Moving past that to speculate though, I think Chomsky would point to two (surely somewhat syncretic) forces:

1. Evolution is not an exhaustive breadth-first search; even if an adaption would be advantageous, genetic affordances can make it unlikely on a finite timeline. Theres lots of speculation on why humans in particular were well-prepared to evolve language for internal deliberation and/or external communication, but it’s somewhat beside the point here.

2. Evolution works most quickly in reaction to environmental stressors. There’s something of a consensus forming around the importance of changing climates for our genus (i.e. why aren't there other apes in cold regions?), whereas birds were inherently afforded a much simpler answer to that stressor: migration.

All of that said, I think it’s important to highlight an under-appreciated fact: the only things we have ever observed using language are a) humans, b) possibly other Homo species like Homo Naledi, c) LLMs, and—as of the past ~week (!!!)—D) possibly Bonobos.

Lots of animals communicate using words/signs, and a majority (?) of plant & animal species signal to each other and others using scents, colors, shapes, body language, etc.
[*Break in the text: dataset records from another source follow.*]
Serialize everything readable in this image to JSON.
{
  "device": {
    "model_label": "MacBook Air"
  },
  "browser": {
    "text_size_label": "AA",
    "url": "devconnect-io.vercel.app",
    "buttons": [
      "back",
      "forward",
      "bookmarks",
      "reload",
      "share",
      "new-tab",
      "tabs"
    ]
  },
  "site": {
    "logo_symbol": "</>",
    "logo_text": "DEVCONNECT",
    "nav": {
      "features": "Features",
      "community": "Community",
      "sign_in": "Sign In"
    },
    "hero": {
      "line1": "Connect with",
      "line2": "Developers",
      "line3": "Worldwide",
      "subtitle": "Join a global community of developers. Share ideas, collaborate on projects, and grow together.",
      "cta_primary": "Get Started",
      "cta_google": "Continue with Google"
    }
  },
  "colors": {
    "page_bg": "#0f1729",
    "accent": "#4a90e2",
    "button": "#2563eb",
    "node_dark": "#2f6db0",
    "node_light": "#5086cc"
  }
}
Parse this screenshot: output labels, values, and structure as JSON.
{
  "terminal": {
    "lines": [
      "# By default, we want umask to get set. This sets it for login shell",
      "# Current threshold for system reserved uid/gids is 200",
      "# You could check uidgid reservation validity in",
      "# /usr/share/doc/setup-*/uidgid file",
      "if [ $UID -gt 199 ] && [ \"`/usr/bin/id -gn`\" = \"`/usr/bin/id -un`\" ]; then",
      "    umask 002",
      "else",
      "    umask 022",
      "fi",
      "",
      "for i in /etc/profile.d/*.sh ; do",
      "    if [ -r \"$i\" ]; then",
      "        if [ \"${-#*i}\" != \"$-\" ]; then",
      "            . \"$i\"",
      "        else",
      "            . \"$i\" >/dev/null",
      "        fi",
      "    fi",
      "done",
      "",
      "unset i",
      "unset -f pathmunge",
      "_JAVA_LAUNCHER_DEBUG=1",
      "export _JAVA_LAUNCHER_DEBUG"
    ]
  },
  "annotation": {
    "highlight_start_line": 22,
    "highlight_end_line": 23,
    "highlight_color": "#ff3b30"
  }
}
But only the above four can intuitively synthesize those signs on the fly into contextual phrases — or, as Chomsky would say, “generate an infinite range of output from a finite range of inputs”.

It’s worth caveating that this is absolutely a subjective stance based on how you want to use “language”, and that a sizeable camp of linguists would disagree on that basis. But I think the underlying unique quality is important, so Chomsky is correct to single it out as “language” — otherwise, how would you even phrase the above question? Birds clearly have complex verbal and visual communication already, and “better communication” is vague and unsatisfying, IMHO.



What I think lends strength to Chomsky's theory is that is virtually, informally a corollary of computational complexity theory (grammars, P = NP, and related ideas) which was a direct consequence of Alan Turing.

So for the camp of linguists that disagree I do wonder what alternative theoretical foundation do they have.